Frankenstein, Shakespeare Theatre Company

 There's a joke that's circulated the internet for many years, in three parts:

Frankenstein is the monster

Frankenstein is not the monster

Frankenstein IS the monster

It's been many years since I read Mary Shelley's novel, but I remember the continual surprise of who these characters were divorced from the accumulated 200+ years of cultural baggage. The creature was constructed to be beautiful, not hideous and bedecked with neck-bolts from Hollywood, and he spoke eloquently and passionately to his creator. Victor Frankenstein was more than just the mad scientist in the lab, playing with lightning, he was... the worst kind of grad student, the most irresponsible creator, the... well, the Worst. 

Nick Westrate and Rebecca S'manga Frank in Frankenstein at Shakespeare Theatre Company. Photo by DJ Corey Photography.
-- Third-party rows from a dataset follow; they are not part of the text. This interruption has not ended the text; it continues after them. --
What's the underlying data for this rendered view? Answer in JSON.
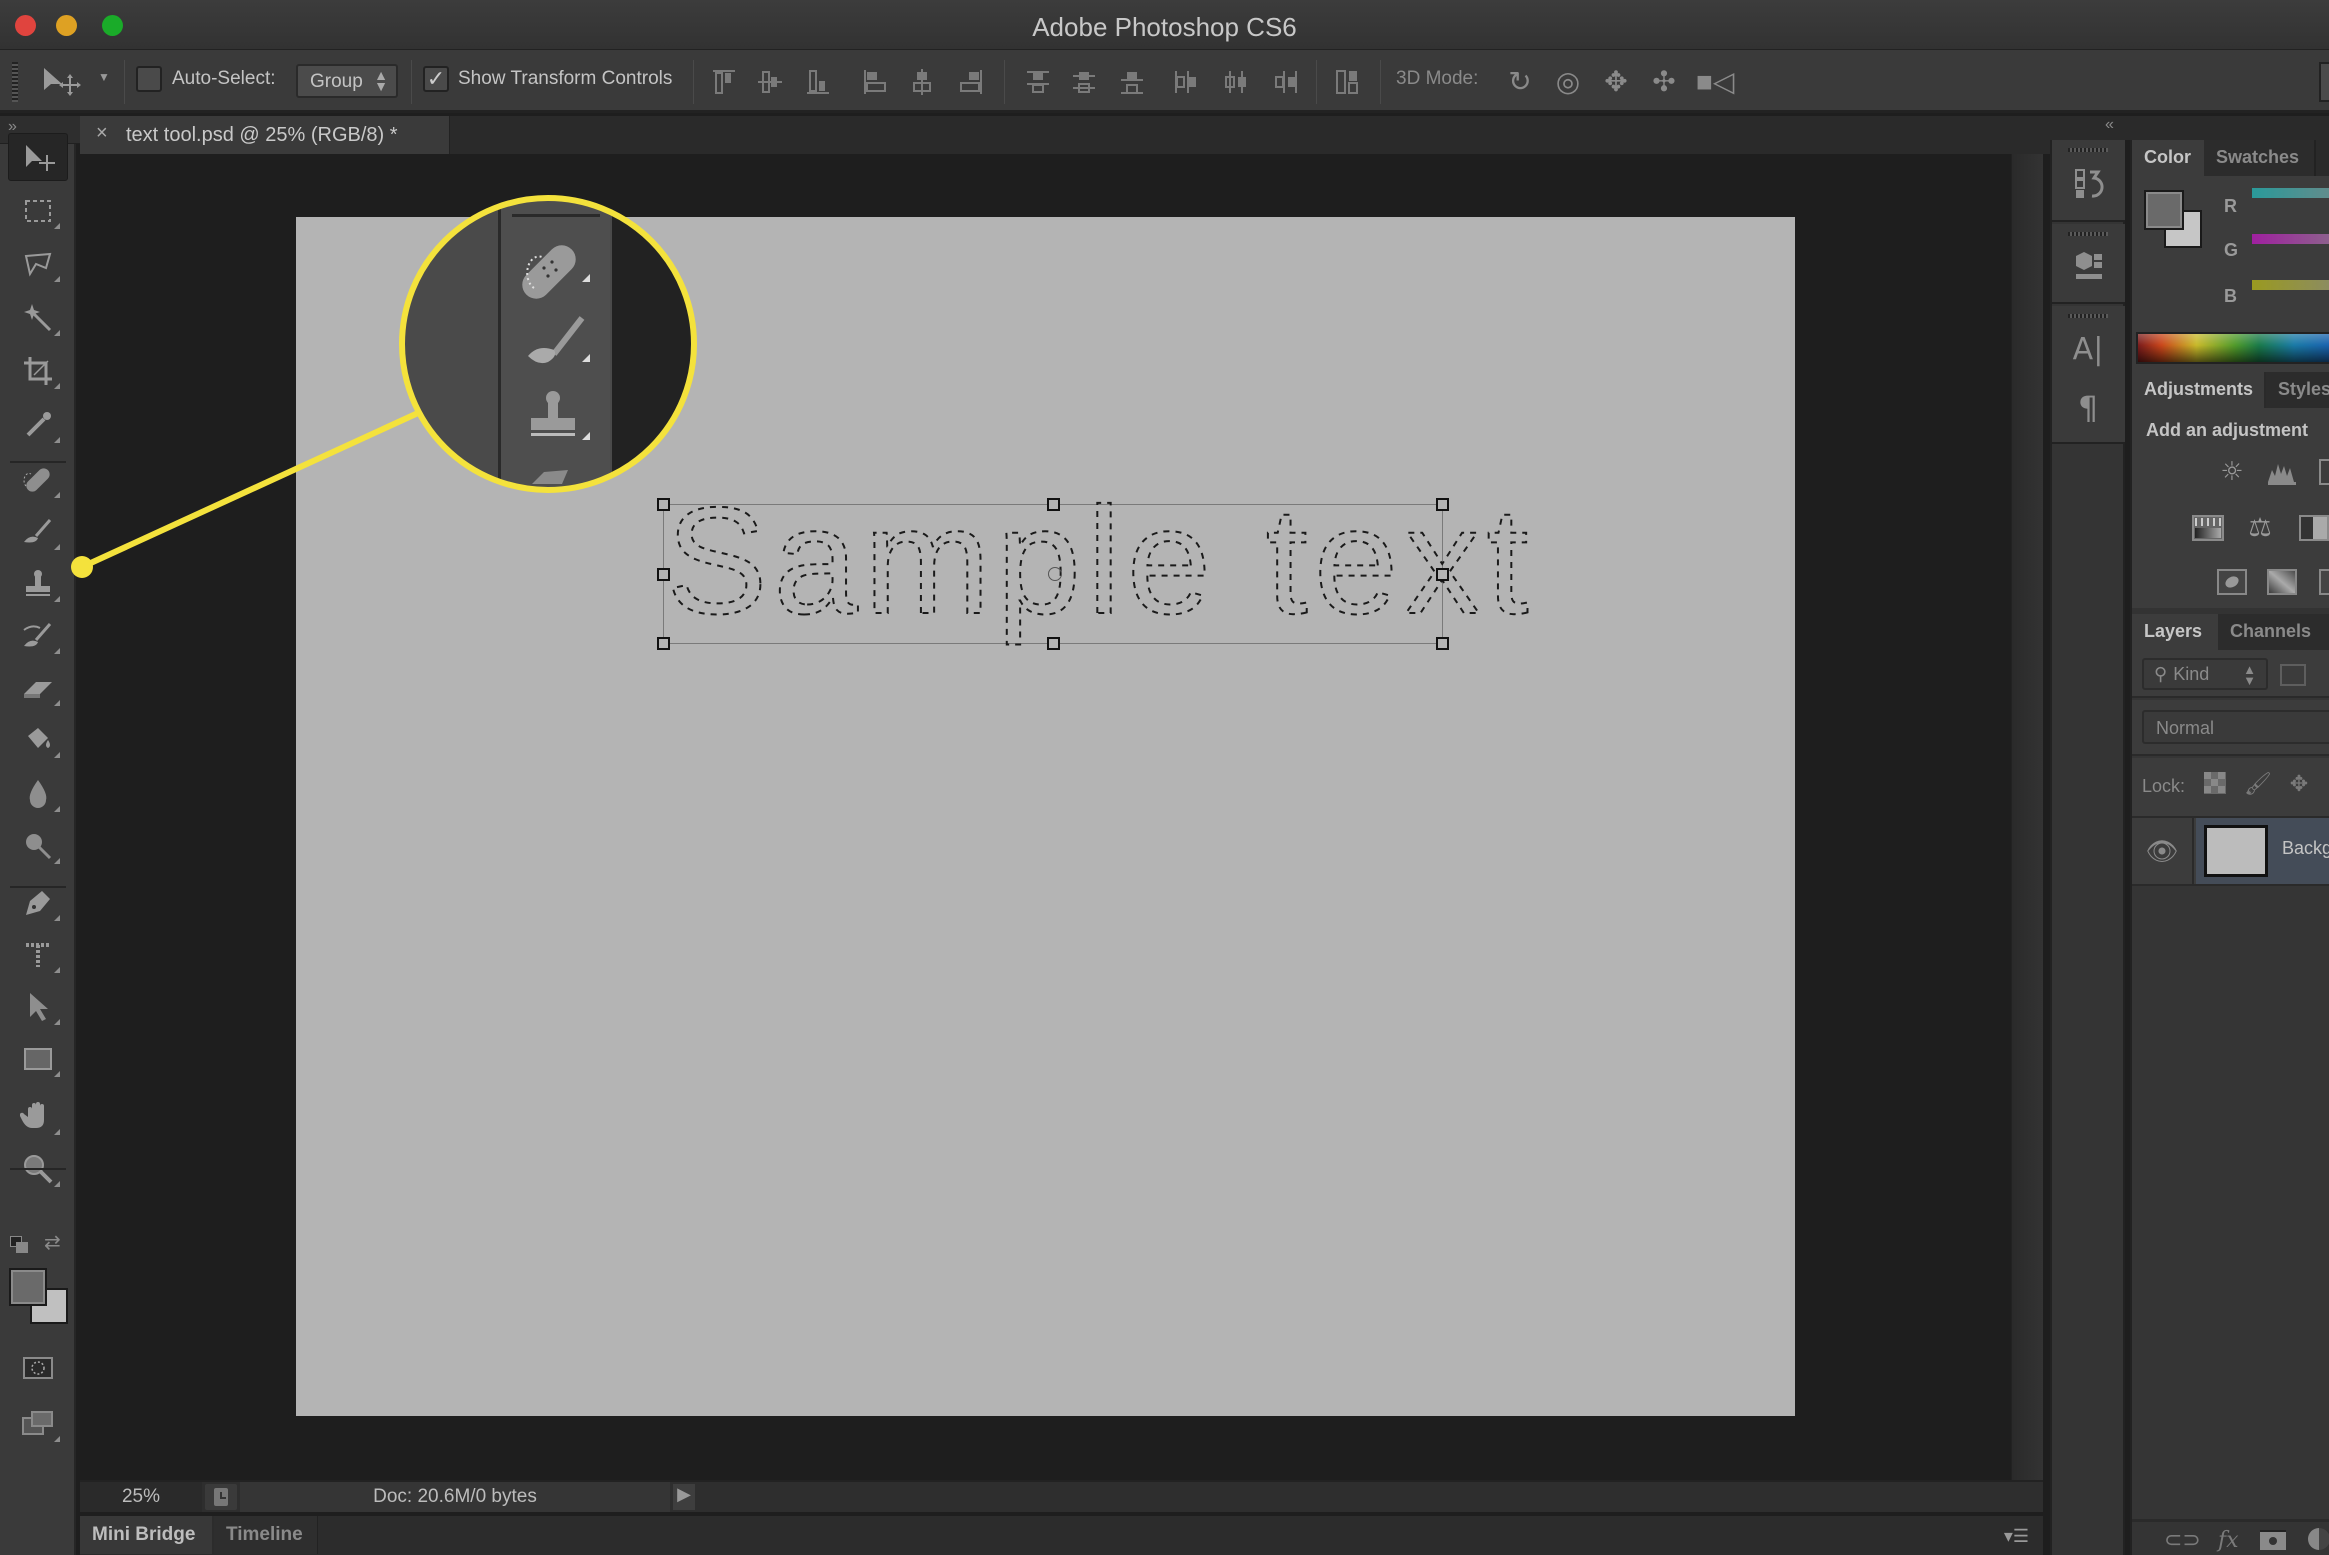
{
  "window": {
    "title": "Adobe Photoshop CS6"
  },
  "options_bar": {
    "auto_select_label": "Auto-Select:",
    "auto_select_checked": false,
    "auto_select_target": "Group",
    "show_transform_label": "Show Transform Controls",
    "show_transform_checked": true,
    "three_d_mode_label": "3D Mode:",
    "align_icons": [
      "align-top-edges-icon",
      "align-vertical-centers-icon",
      "align-bottom-edges-icon",
      "align-left-edges-icon",
      "align-horizontal-centers-icon",
      "align-right-edges-icon"
    ],
    "distribute_icons": [
      "distribute-top-edges-icon",
      "distribute-vertical-centers-icon",
      "distribute-bottom-edges-icon",
      "distribute-left-edges-icon",
      "distribute-horizontal-centers-icon",
      "distribute-right-edges-icon"
    ],
    "auto_align_icon": "auto-align-layers-icon",
    "three_d_icons": [
      "rotate-3d-icon",
      "roll-3d-icon",
      "drag-3d-icon",
      "slide-3d-icon",
      "scale-3d-icon"
    ]
  },
  "document": {
    "tab_label": "text tool.psd @ 25% (RGB/8) *",
    "close_glyph": "×",
    "canvas_text": "Sample text",
    "canvas_color": "#b4b4b4"
  },
  "toolbar": {
    "collapse_glyph": "»",
    "tools": [
      {
        "name": "move-tool",
        "active": true
      },
      {
        "name": "rectangular-marquee-tool"
      },
      {
        "name": "lasso-tool"
      },
      {
        "name": "magic-wand-tool"
      },
      {
        "name": "crop-tool"
      },
      {
        "name": "eyedropper-tool"
      },
      {
        "name": "spot-healing-brush-tool"
      },
      {
        "name": "brush-tool"
      },
      {
        "name": "clone-stamp-tool"
      },
      {
        "name": "history-brush-tool"
      },
      {
        "name": "eraser-tool"
      },
      {
        "name": "paint-bucket-tool"
      },
      {
        "name": "blur-tool"
      },
      {
        "name": "dodge-tool"
      },
      {
        "name": "pen-tool"
      },
      {
        "name": "horizontal-type-mask-tool"
      },
      {
        "name": "path-selection-tool"
      },
      {
        "name": "rectangle-tool"
      },
      {
        "name": "hand-tool"
      },
      {
        "name": "zoom-tool"
      }
    ],
    "foreground_color": "#6a6a6a",
    "background_color": "#c0c0c0"
  },
  "status_bar": {
    "zoom": "25%",
    "doc_info": "Doc: 20.6M/0 bytes",
    "arrow_glyph": "▶"
  },
  "bottom_panel": {
    "tabs": [
      "Mini Bridge",
      "Timeline"
    ],
    "active_tab": "Mini Bridge",
    "menu_glyph": "▾☰"
  },
  "right_dock": {
    "collapse_glyph": "«",
    "icons": [
      "history-icon",
      "3d-properties-icon",
      "character-icon",
      "paragraph-icon"
    ],
    "char_glyph": "A|",
    "para_glyph": "¶"
  },
  "color_panel": {
    "tabs": [
      "Color",
      "Swatches"
    ],
    "active_tab": "Color",
    "channels": [
      "R",
      "G",
      "B"
    ],
    "channel_colors": [
      "#2a9a9a",
      "#a020a0",
      "#9a9a20"
    ],
    "foreground_color": "#6a6a6a",
    "background_color": "#c6c6c6"
  },
  "adjustments_panel": {
    "tabs": [
      "Adjustments",
      "Styles"
    ],
    "active_tab": "Adjustments",
    "heading": "Add an adjustment",
    "icon_rows": [
      [
        "brightness-contrast-icon",
        "levels-icon",
        "curves-icon"
      ],
      [
        "hue-saturation-icon",
        "color-balance-icon",
        "black-white-icon"
      ],
      [
        "invert-icon",
        "gradient-map-icon",
        "selective-color-icon"
      ]
    ]
  },
  "layers_panel": {
    "tabs": [
      "Layers",
      "Channels"
    ],
    "active_tab": "Layers",
    "filter_kind": "Kind",
    "blend_mode": "Normal",
    "lock_label": "Lock:",
    "layers": [
      {
        "name": "Background",
        "visible": true,
        "selected": true
      }
    ],
    "footer_icons": [
      "link-layers-icon",
      "layer-style-icon",
      "add-mask-icon",
      "new-adjustment-icon"
    ]
  },
  "callout": {
    "color": "#f4e23c",
    "description": "Magnified view of toolbar: spot healing brush, brush, clone stamp"
  }
}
In Emily Burns's adaptation of Frankenstein, the story's center is shifted away from the creature and the frightening work of the lab, and into the Frankenstein home itself and its anchor, Elizabeth (Rebecca S'manga Frank), here an orphan taken in by the family and soon the wife of Victor (Nick Westrate). Burns, who also directs here, uses sharp and modern dialogue to very quickly paint a portrait of the strained relationship between the two characters. If the central agony of Shelley's Creature was his abandonment by his creator and his isolation in a world of humans who cannot accept him, the tension of Burns's play lies in exploring the same themes of isolation and estrangement on all the central relationships surrounding Frankenstein that began to brew decades before Victor ever left for school in Ingolstadt.
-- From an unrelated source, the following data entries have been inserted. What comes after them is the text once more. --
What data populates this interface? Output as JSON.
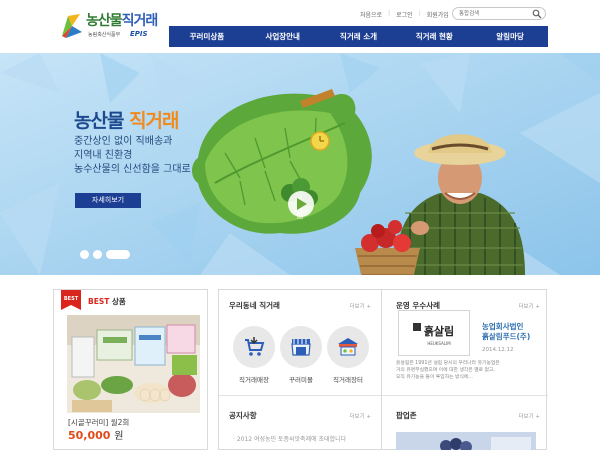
{
  "header": {
    "logo_title_main": "농산물",
    "logo_title_sub": "직거래",
    "logo_subtitle": "농림축산식품부",
    "logo_epis": "EPIS",
    "util_links": [
      "처음으로",
      "로그인",
      "회원가입"
    ],
    "search_placeholder": "통합검색",
    "search_icon": "search-icon"
  },
  "nav": {
    "items": [
      "꾸러미상품",
      "사업장안내",
      "직거래 소개",
      "직거래 현황",
      "알림마당"
    ],
    "color": "#1d3f93"
  },
  "hero": {
    "title_main": "농산물",
    "title_accent": "직거래",
    "lines": [
      "중간상인 없이 직배송과",
      "지역내 친환경",
      "농수산물의 신선함을 그대로"
    ],
    "button_label": "자세히보기",
    "slide_count": 3,
    "active_slide": 1
  },
  "best": {
    "badge": "BEST",
    "title_best": "BEST",
    "title_rest": " 상품",
    "product_name": "[시골꾸러미] 월2회",
    "price": "50,000",
    "price_unit": "원"
  },
  "local": {
    "title": "우리동네 직거래",
    "more": "더보기 +",
    "items": [
      {
        "label": "직거래매장",
        "icon": "cart-icon"
      },
      {
        "label": "꾸러미몰",
        "icon": "store-icon"
      },
      {
        "label": "직거래장터",
        "icon": "market-tent-icon"
      }
    ]
  },
  "notice": {
    "title": "공지사항",
    "more": "더보기 +",
    "items": [
      "· 2012 여성농민 토종씨앗축제에 초대합니다"
    ]
  },
  "excellent": {
    "title": "운영 우수사례",
    "more": "더보기 +",
    "shop_logo_text": "흙살림",
    "shop_logo_en": "HEUKSALIM",
    "shop_name_1": "농업회사법인",
    "shop_name_2": "흙살림푸드(주)",
    "date": "2014.12.12",
    "desc": [
      "흙살림은 1991년 설립 당시의 우리나라 유기농업은",
      "거의 유명무실했으며 이에 대한 생각은 별로 없고,",
      "오직 유기농을 들이 투입하는 방식에..."
    ]
  },
  "popup": {
    "title": "팝업존",
    "more": "더보기 +"
  },
  "colors": {
    "primary": "#1d3f93",
    "accent": "#f08a1e",
    "price": "#e24a1a",
    "hero_bg": "#a9d4f0"
  }
}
As Elizabeth, Frank anchors the evening with compassion and authority, and is given the chance to exist not just within the confines of Shelley's story, but in an expanded narrative that travels back to her childhood and a life that extends beyond her literary original. Nick Westrate's Victor has a difficult task in remaining appealing even as he systematically lies to those around him about his discoveries and actions while away from home, and Westrate handles this deftly even as the tightrope narrows and narrows. By having Victor conceal the most fantastical details of his journeys, Burns's adaption takes the question of what a creator owes to its creation and narrows it into what a parent owes a child, a partner owes their counterpart, and how we draw the lines of family itself beyond blood alone. In less accomplished hands, it wouldn't have worked, but Burns creates a powerful theatrical story engine that welcomes familiarity with the original but produces something new and engaging on stage.